If all goes as planned, Maine will see the first phase of its largest solar project to date online by the end of this year. Last week the state’s Public Utilities Commission (MPUC) approved a contract with Central Maine Power for the output of a 9.9 MW project in Pittsfield, Maine.
With this approval, Massachusetts-based construction contractor Cianbro, which is developing the Pittsfield plant, expects to put the first 4 MW online by December 2017, and after a break to accommodate the harsh Maine winter, to complete the entire project by the summer of 2018.
According to an article last week in the Maine Press-Herald, site work is mostly complete, and foundation work will begin shortly.
The project will greatly increase Maine’s solar capacity.

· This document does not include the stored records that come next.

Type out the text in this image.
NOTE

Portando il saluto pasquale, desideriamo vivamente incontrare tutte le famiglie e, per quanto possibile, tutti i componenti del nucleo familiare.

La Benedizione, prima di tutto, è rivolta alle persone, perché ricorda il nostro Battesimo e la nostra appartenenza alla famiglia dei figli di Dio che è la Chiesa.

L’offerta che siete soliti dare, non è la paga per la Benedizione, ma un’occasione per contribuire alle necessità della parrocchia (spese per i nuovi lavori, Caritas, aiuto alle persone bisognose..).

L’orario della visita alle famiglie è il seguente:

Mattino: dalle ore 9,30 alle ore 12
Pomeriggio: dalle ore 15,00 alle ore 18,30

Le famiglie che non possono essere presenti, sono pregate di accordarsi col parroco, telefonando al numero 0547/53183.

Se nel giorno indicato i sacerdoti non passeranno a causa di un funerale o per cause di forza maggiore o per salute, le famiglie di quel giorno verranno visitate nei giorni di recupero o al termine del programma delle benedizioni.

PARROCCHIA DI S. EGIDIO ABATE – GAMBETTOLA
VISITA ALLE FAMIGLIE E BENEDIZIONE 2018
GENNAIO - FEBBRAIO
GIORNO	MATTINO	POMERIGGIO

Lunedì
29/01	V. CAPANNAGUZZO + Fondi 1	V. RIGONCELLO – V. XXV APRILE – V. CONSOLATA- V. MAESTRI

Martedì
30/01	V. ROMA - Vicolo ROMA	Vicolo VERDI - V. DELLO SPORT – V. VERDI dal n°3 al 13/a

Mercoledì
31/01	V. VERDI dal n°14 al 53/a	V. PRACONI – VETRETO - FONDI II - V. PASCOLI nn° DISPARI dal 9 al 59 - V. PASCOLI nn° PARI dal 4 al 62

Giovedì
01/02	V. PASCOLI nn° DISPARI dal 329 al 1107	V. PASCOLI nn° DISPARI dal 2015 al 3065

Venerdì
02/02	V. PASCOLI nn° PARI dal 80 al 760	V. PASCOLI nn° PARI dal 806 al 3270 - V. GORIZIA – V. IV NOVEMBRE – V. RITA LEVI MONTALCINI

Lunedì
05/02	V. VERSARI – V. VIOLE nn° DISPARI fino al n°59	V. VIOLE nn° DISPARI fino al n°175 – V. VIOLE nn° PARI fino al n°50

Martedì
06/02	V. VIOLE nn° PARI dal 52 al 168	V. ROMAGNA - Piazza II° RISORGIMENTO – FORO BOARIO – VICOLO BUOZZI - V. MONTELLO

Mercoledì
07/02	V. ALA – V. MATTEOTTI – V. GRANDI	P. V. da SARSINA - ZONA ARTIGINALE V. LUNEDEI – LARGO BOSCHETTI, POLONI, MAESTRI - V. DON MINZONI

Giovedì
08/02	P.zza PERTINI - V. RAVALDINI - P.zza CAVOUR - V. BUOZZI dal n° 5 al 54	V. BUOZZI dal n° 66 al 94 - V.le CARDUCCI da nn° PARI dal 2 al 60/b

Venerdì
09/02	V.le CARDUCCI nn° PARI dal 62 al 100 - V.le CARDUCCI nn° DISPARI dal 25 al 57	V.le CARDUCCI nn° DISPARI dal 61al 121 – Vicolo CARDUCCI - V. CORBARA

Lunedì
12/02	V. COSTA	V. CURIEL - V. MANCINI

The largest reported solar plant to go online to date is estimated at 5 MW, and Maine is one of the 11 states that GTM Research and SEIA do not even bother to include in their quarterly solar market assessments.
This is the third such utility-scale project in one of these “forgotten” states in less than one month, following news that Duke will build 6.8 MW of utility-scale solar in Kentucky and that SunPower will build a 10 MW solar project in Oklahoma.
The Pittsfield project will be built under a 50 MW pilot program for community-based renewable energy established by Maine lawmakers in 2009. The program appears to have foundered for its first few years, and as a result in 2015 MPUC issued an RFP for community-based projects, which resulted in the Pittsfield project.
Unlike community solar programs where the output of projects is sold to a network of subscribers, the Pittsfield solar project will sell its output to Central Maine Power.
In its definition of community-owned solar, Maine’s pilot program spells out that such projects must be majority owned by state residents. Cianbro not only qualifies for this distinction, but is an employee-owned company.